The medical records did not indicate that Plaintiff had symptoms related to her diagnoses of diabetes and hypertension. Id. at 20. They did not corroborate Plaintiff's allegations of dizziness. Id. Plaintiff's complaints of difficulty sleeping were not persistently reported, and at times, Plaintiff denied sleep disturbance. Id. Plaintiff "displayed visual acuity at 20/30 in her right eye and 20/25 in her left eye at a consultative optical examination (Exhibit 6F)," and "displayed a significant amount of false negative errors." Id. Plaintiff "had no dedicated mental health treatment or referrals for such treatment during the period under consideration . . . ." Id. at 20-21. During a mental health evaluation in May 2010, "the examiner noted concerns about whether the claimant was putting forth her best effort due to inconsistencies she observed in the claimant's performance, and declined to render a diagnosis (Exhibit 2F)." Id. at 21.
The ALJ gave great weight to the opinions of Dr.
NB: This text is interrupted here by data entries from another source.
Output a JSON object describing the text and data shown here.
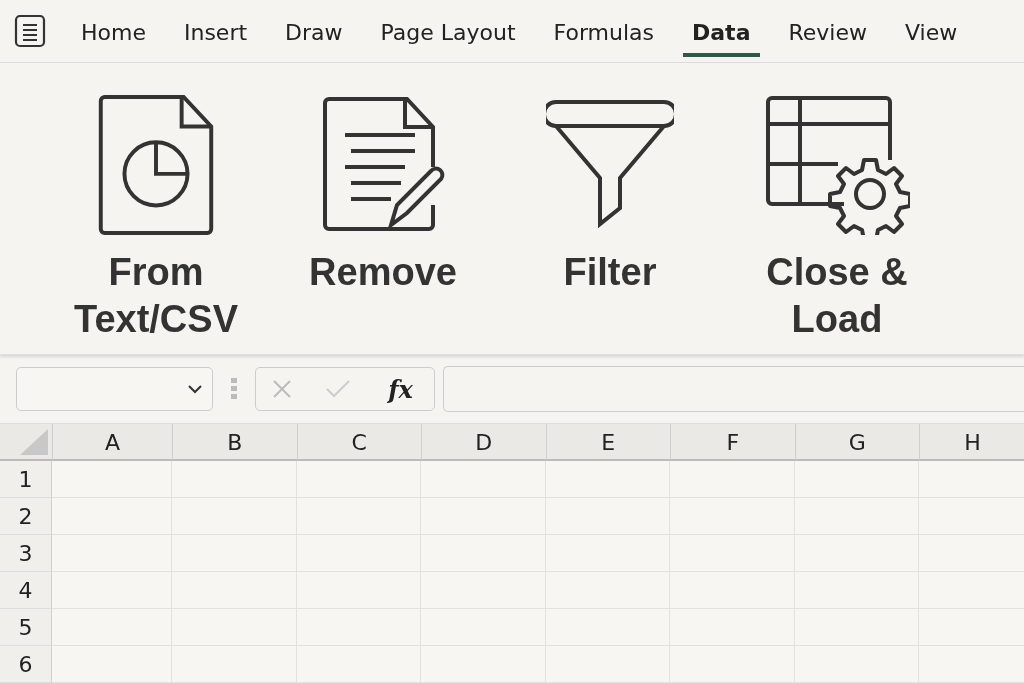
{
  "menu_tabs": [
    {
      "label": "Home",
      "selected": false
    },
    {
      "label": "Insert",
      "selected": false
    },
    {
      "label": "Draw",
      "selected": false
    },
    {
      "label": "Page Layout",
      "selected": false
    },
    {
      "label": "Formulas",
      "selected": false
    },
    {
      "label": "Data",
      "selected": true
    },
    {
      "label": "Review",
      "selected": false
    },
    {
      "label": "View",
      "selected": false
    }
  ],
  "ribbon_buttons": [
    {
      "kind": "text-file",
      "label": "From Text/CSV"
    },
    {
      "kind": "edit-document",
      "label": "Remove"
    },
    {
      "kind": "filter",
      "label": "Filter"
    },
    {
      "kind": "table-settings",
      "label": "Close & Load"
    }
  ],
  "formula_bar": {
    "function_button": "fx"
  },
  "sheet": {
    "columns": [
      "A",
      "B",
      "C",
      "D",
      "E",
      "F",
      "G",
      "H"
    ],
    "rows": [
      "1",
      "2",
      "3",
      "4",
      "5",
      "6"
    ]
  }
}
Madena Gibson and Dr. Karen Hulett, "which stated that the claimant had no severe physical impairments overall (Exhibit 1A)." Id. at 22. The ALJ gave great weight to the opinion of Dr. John Humphreys, affirmed by Dr. Hulett, that Plaintiff had no severe visual impairment. Id.
III. RECOMMENDATION
Because the ALJ cited and applied the correct legal standard and her decision is supported by substantial evidence, it is recommended that Plaintiff's Motion for Summary Judgment (ECF No. 9) be denied and the Commissioner's Motion for an Order Affirming the Decision of the Commissioner (ECF No. 11) be granted.
IV. NOTICE OF RIGHT TO APPEAL/OBJECT
Pursuant to Local Uniform Civil Rule 72(a)(3),
After service of a copy of the magistrate judge's report and recommendations, each party has fourteen days to serve and file written objections to the report and recommendations. A party must file objections with the clerk of court and serve them upon the other parties and submit them to the assigned district judge. Within seven days of service of the objection, the opposing party or parties must either serve and file a response or notify the
district judge that they do not intend to respond to the objection.L.U.Civ.R. 72(a)(3); see 28 U.S.C. § 636(b)(1).
An objecting party must specifically identify the findings, conclusions, and recommendations to which he objects. The District Judge need not consider frivolous, conclusive, or general objections. A party who fails to file written objections to the proposed findings, conclusions, and recommendations within fourteen (14) days of being served a copy shall be barred, except upon grounds of plain error, from attacking on appeal any proposed factual finding or legal conclusion adopted by the Court to which he did not object. Douglass v. United Servs. Automobile Assoc., 79 F.3d 1415, 1428-29 (5th Cir. 1996).
SIGNED, this the 9th day of January, 2017.